Parlons à présent de Renaud Lavillenie et de son extraordinaire domination sur la perche mondiale, que l’on peut comparer à celle exercée par Bubka à partir de 1985. Certes, il n’a pas encore battu le record du monde (6.14m) très haut perché, mais il s’en rapproche, comme en témoigne son saut victorieux à 6.07m, non homologué en raison d’un règlement assez stupide. Et surtout il n’a que 26 ans, ce qui lui laisse beaucoup d’espoir pour l’avenir, surtout si sa longévité est égale à celle de Bubka, lequel battit son dernier record du monde à l’âge de 31 ans, et remporta son sixième et dernier titre mondial à 34 ans.

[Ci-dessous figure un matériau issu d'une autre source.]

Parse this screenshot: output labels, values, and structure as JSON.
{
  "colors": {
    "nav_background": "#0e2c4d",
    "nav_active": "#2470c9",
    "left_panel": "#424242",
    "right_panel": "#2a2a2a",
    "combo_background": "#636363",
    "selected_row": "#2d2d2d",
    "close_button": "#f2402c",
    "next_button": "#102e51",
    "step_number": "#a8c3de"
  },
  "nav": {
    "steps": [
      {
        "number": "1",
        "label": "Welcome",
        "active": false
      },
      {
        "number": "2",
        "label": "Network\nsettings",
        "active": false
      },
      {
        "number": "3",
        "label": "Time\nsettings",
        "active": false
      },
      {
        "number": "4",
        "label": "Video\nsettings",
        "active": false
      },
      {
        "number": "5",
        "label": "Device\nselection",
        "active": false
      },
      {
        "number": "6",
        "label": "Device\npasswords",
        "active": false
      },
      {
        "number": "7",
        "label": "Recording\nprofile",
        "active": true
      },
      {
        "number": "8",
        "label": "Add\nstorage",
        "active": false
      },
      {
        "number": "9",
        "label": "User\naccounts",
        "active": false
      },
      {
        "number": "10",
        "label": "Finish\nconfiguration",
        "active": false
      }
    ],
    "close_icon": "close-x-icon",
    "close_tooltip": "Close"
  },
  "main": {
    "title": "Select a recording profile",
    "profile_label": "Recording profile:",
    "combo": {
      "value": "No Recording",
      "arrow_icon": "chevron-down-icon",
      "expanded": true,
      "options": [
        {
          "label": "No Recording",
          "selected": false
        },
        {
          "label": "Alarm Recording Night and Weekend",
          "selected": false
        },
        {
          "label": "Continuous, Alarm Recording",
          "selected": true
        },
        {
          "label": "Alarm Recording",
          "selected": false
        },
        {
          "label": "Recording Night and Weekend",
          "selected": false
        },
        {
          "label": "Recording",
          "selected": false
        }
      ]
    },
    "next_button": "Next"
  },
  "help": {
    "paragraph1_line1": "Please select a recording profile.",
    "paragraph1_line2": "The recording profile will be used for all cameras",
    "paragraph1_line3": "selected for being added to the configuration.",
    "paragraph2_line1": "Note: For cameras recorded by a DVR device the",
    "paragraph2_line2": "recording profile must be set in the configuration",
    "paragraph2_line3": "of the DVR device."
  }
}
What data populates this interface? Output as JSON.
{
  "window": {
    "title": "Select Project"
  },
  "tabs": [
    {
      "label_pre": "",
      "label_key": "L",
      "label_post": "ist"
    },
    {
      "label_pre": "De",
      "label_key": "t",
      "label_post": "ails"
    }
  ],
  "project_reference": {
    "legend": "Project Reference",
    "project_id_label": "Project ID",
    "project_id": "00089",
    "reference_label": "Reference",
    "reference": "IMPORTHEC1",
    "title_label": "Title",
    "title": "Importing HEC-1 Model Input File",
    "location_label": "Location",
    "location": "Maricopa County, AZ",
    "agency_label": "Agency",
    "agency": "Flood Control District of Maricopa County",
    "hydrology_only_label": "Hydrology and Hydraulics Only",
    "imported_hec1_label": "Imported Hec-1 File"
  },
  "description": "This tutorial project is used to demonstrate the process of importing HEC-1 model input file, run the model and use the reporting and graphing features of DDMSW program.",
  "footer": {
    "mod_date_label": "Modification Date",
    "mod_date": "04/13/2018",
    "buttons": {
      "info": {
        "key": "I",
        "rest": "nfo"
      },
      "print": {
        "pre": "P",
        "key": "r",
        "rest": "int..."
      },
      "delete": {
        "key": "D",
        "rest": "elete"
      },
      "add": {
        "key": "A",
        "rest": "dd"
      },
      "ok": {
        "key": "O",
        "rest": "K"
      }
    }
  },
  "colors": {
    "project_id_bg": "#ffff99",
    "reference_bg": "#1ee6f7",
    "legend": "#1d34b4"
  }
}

Mais la comparaison avec Bubka s’arrête là pour le moment, dans la mesure où les deux sauteurs n’ont pas du tout le même gabarit. Bubka mesurait 1.84m et pesait 80 kg, alors que Lavillenie mesure à peine 1.77m et pèse 69 kg. Point n’est besoin d’être un grand spécialiste pour comprendre que les deux perchistes sont nécessairement très différents sur le plan technique, Lavillenie faisant l’admiration de ses pairs et des anciens par son extraordinaire vitesse de course d’élan, déterminante pour la flexion de la perche, alliée à une technique sans faille. En somme tous les ingrédients qui font que, comme Bubka, il ne déçoit quasiment jamais. La preuve, il collectionne les titres continentaux et planétaires, puisque seul manque à son palmarès le titre de champion du monde en plein air. Cela explique aussi qu’il ait gagné la Ligue de Diamant chaque année depuis 2011.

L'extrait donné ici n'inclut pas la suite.